In case you missed it, last week, while subbing for host Tucker Carlson, MSNBC’s David Schuster asked longtime liberal journalist/political operative Bill Press if it wasn’t just a little suspect that Hillary and Bill Clinton are permitting daughter Chelsea to persuade Democratic “super delegates” to vote for mom at the convention this summer, yet they won’t allow reporters to question the notoriously press-shy 28-year-old.
“[D]oesn’t it seem as if Chelsea is sort of being pimped out in some weird sort of way?” asked Schuster.
Press, obviously hip to the idiomatic use of the phrase “pimped out,” disagreed and laughed off the question, but it didn’t take long for the feces to hit the fan, in the form of a nasty e-mail supposedly composed by Mrs.
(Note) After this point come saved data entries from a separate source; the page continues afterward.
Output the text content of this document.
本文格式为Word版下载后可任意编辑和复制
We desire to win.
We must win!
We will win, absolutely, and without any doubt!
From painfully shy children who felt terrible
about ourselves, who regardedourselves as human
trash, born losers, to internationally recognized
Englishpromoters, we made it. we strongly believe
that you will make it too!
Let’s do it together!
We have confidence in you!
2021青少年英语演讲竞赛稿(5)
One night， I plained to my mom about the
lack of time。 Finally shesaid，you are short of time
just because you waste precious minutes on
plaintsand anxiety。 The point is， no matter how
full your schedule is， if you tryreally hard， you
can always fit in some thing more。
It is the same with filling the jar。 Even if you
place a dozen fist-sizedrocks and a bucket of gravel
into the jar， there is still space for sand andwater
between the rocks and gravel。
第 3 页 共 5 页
Clinton herself:
“I am accustomed to criticism,” she wrote. “I know that it goes with the territory. However, I became Chelsea’s mother long before I ran for any office, and I will always be a mom first and a public official second. Nothing justifies the kind of debasing language that David Schuster used and no temporary suspension or halfhearted apology is sufficient.”
Translation: You’re fired!
What a beeatch!
It’s a hit, man: Fortunately for Schuster, who has only been temporarily suspended, cooler heads have so far prevailed at MSNBC. If only that could be said for the folks who’ve been lighting up the Bites hotline to complain about the HBO series Dexter, which makes its broadcast-television debut on CBS (KOVR 13 locally) this Sunday, February 17, at 9 p.m.
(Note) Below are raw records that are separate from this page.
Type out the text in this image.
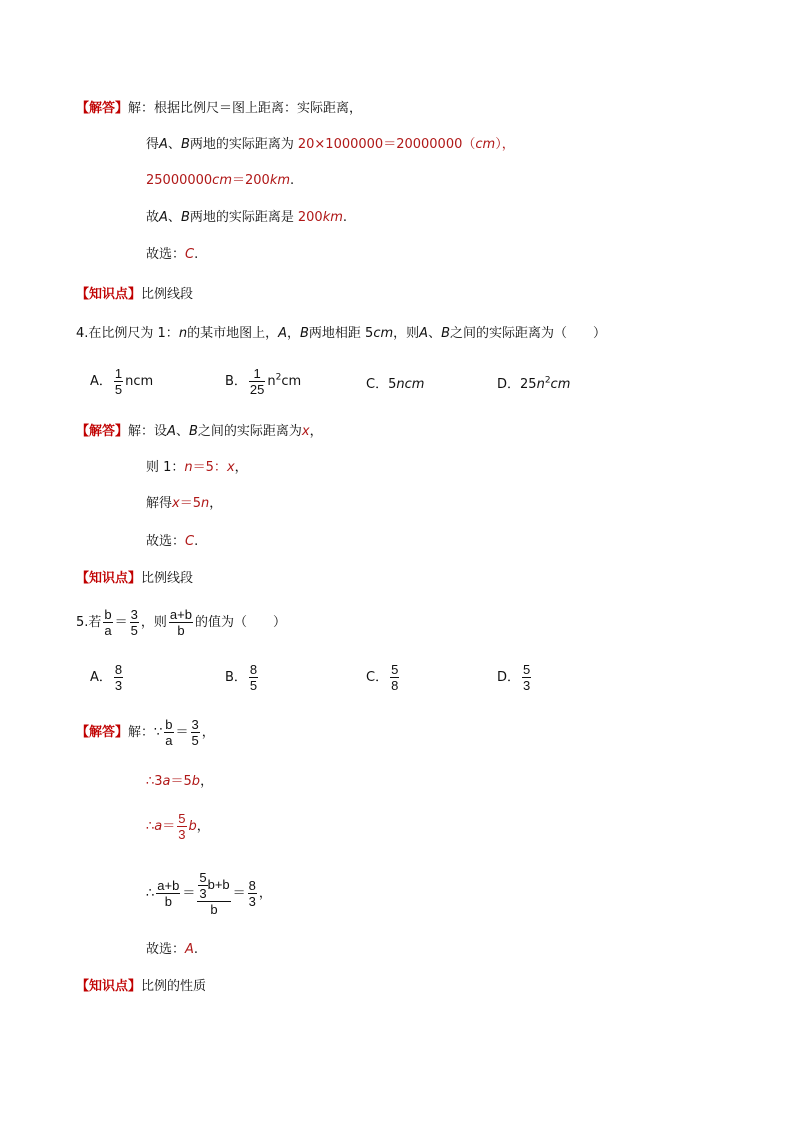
【解答】解：根据比例尺＝图上距离：实际距离，
得A、B两地的实际距离为 20×1000000＝20000000（cm），
25000000cm＝200km.
故A、B两地的实际距离是 200km.
故选：C.
【知识点】比例线段
4.在比例尺为 1：n的某市地图上，A，B两地相距 5cm，则A、B之间的实际距离为（　　）
A． $\frac{1}{5}$ ncm	B． $\frac{1}{25} n^2cm$	C．5ncm	D．$25n^2cm$
【解答】解：设A、B之间的实际距离为x，
则 1：n＝5：x，
解得x＝5n，
故选：C.
【知识点】比例线段
5.若 $\frac{b}{a} = \frac{3}{5}$ ，则 $\frac{a+b}{b}$ 的值为（　　）
A． $\frac{8}{3}$	B． $\frac{8}{5}$	C． $\frac{5}{8}$	D． $\frac{5}{3}$
【解答】解：∵ $\frac{b}{a} = \frac{3}{5}$ ，
∴3a＝5b，
∴a＝ $\frac{5}{3}$ b，
∴ $\frac{a+b}{b} = \frac{\frac{5}{3} b+b}{b} = \frac{8}{3}$ ，
故选：A.
【知识点】比例的性质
For those who haven’t seen the show thanks to Comcast’s exorbitant cable fees, the hour-long crime drama concerns Dexter Morgan, played by Michael C. Hall, a blood-spatter analyst for the Miami Metro Police Department. For Dex, it’s the perfect gig, since he also moonlights as a full-fledged serial killer. Naturally, the prospect of children worshipping a mass murderer has driven the well-meaning folks at the Parents Television Council ’round the bend.
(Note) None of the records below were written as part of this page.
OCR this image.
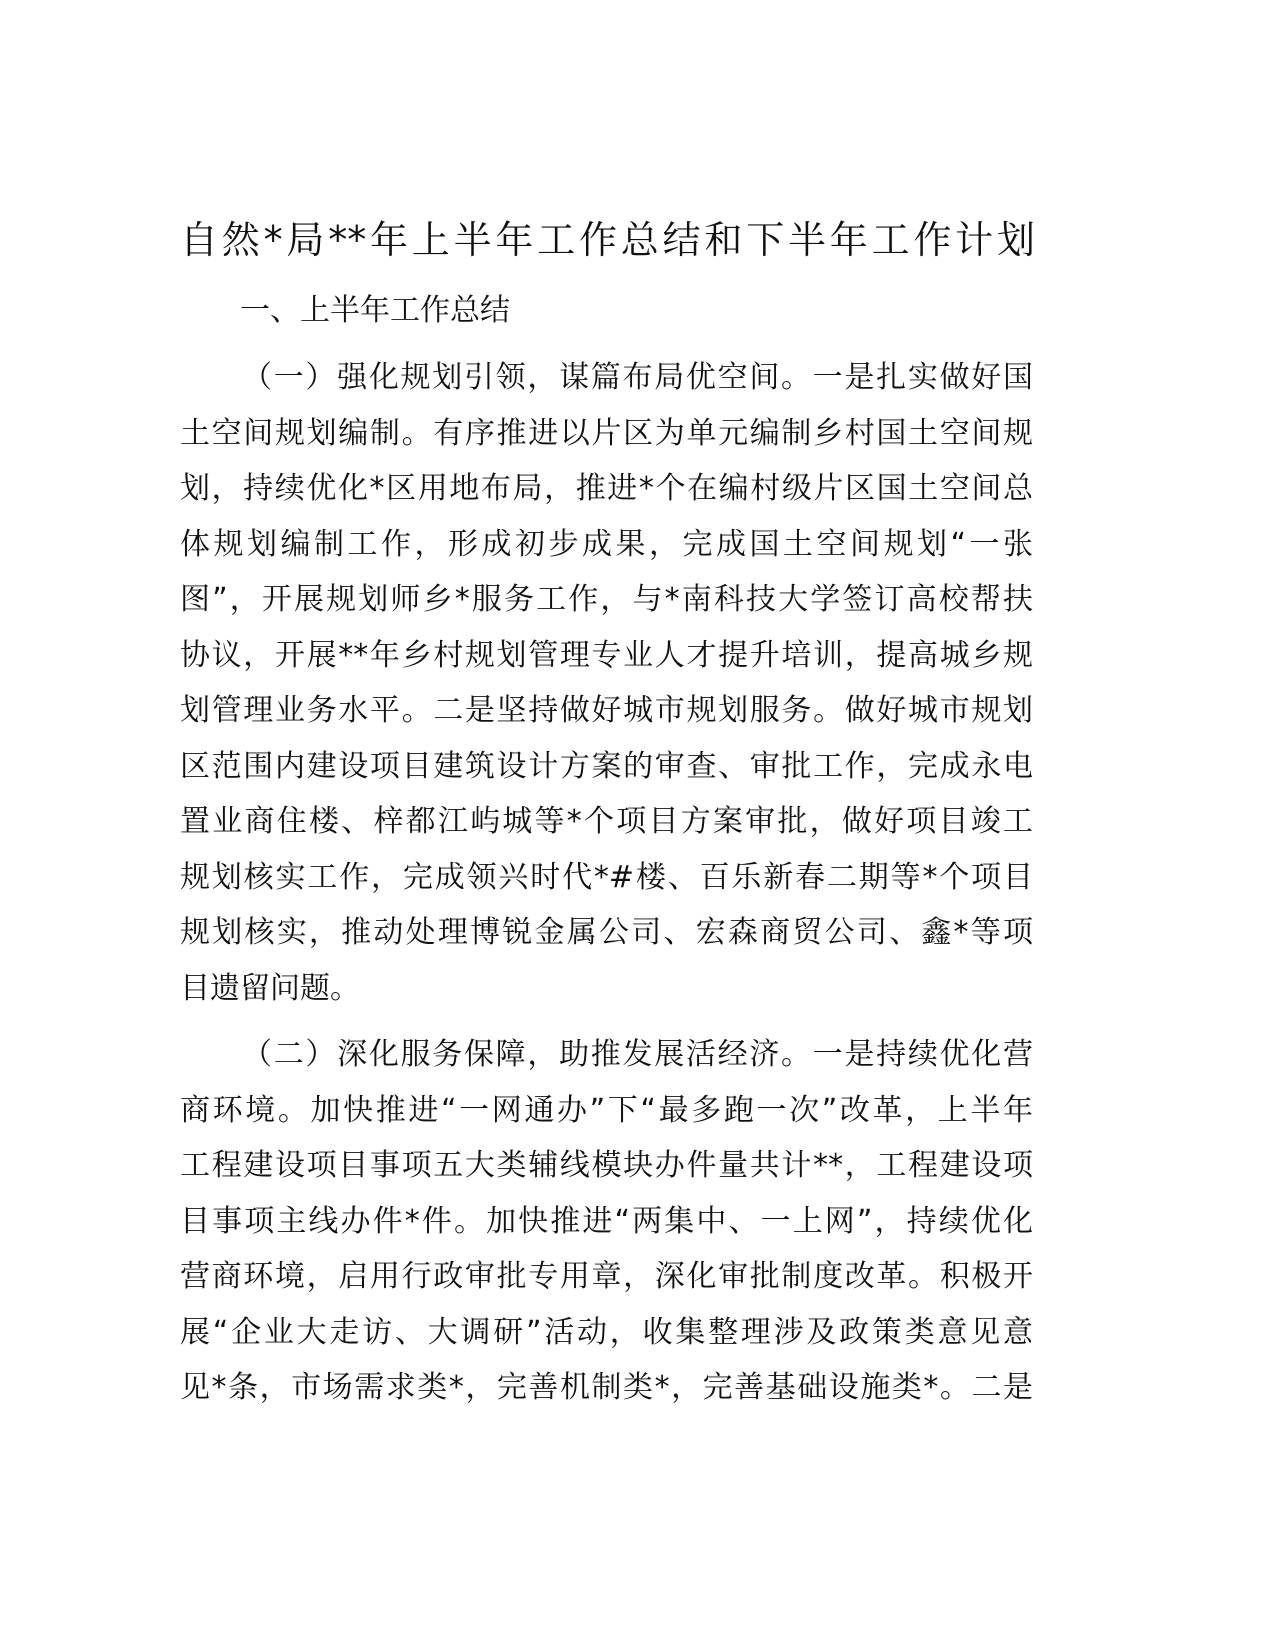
自然*局**年上半年工作总结和下半年工作计划
一、上半年工作总结
（一）强化规划引领，谋篇布局优空间。一是扎实做好国
土空间规划编制。有序推进以片区为单元编制乡村国土空间规
划，持续优化*区用地布局，推进*个在编村级片区国土空间总
体规划编制工作，形成初步成果，完成国土空间规划“一张
图”，开展规划师乡*服务工作，与*南科技大学签订高校帮扶
协议，开展**年乡村规划管理专业人才提升培训，提高城乡规
划管理业务水平。二是坚持做好城市规划服务。做好城市规划
区范围内建设项目建筑设计方案的审查、审批工作，完成永电
置业商住楼、梓都江屿城等*个项目方案审批，做好项目竣工
规划核实工作，完成领兴时代*#楼、百乐新春二期等*个项目
规划核实，推动处理博锐金属公司、宏森商贸公司、鑫*等项
目遗留问题。
（二）深化服务保障，助推发展活经济。一是持续优化营
商环境。加快推进“一网通办”下“最多跑一次”改革，上半年
工程建设项目事项五大类辅线模块办件量共计**，工程建设项
目事项主线办件*件。加快推进“两集中、一上网”，持续优化
营商环境，启用行政审批专用章，深化审批制度改革。积极开
展“企业大走访、大调研”活动，收集整理涉及政策类意见意
见*条，市场需求类*，完善机制类*，完善基础设施类*。二是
The PTC-inspired form letters began landing in Bites’ mailbox two weeks ago. “This community does not need a series that glorifies a sadistic serial killer coming into our homes.” Oddly enough, Bites shared the same view until actually viewing Dexter which, true to its buzz, is one of the best shows on television.
Think of Dex as a thoroughly modern take on Raskolnikov, the antihero in Fyodor Dostoyevsky’s existential classic Crime and Punishment, with a twist: Whereas Raskolnikov committed murder and then suffered punishment, Dexter metes out punishment by committing murder. Does it matter that all of his victims are criminal monsters in their own right? This Sunday, you make the call. Don’t miss it.
Bee gone: The financial travails of Sacramento Bee parent McClatchy Co. continue unabated. Weighted down by extensive and now worthless subprime real-estate holdings, McClatchy’s stock price dropped below $10 per share last Friday and has remained in single digits ever since. This from a high of $74.50 a scant two years ago, a decline of— hold your breath—88 percent.
The news in Beeland is not all bad. Former executive editor Rick Rodriguez has landed a teaching gig at Arizona State University, where he’ll specialize in immigration issues at the Walter Cronkite School of Journalism and Mass Communications. Bites thinks it’s fabulous that Rodriguez will now be associated with Cronkite, once considered “the most trusted man in America.”
Apparently, new Bee executive editor Melanie Sill doesn’t share Bites’ joy for her esteemed former colleague. The Rodriguez story was buried out of sight and out of mind on page D3 of the business section.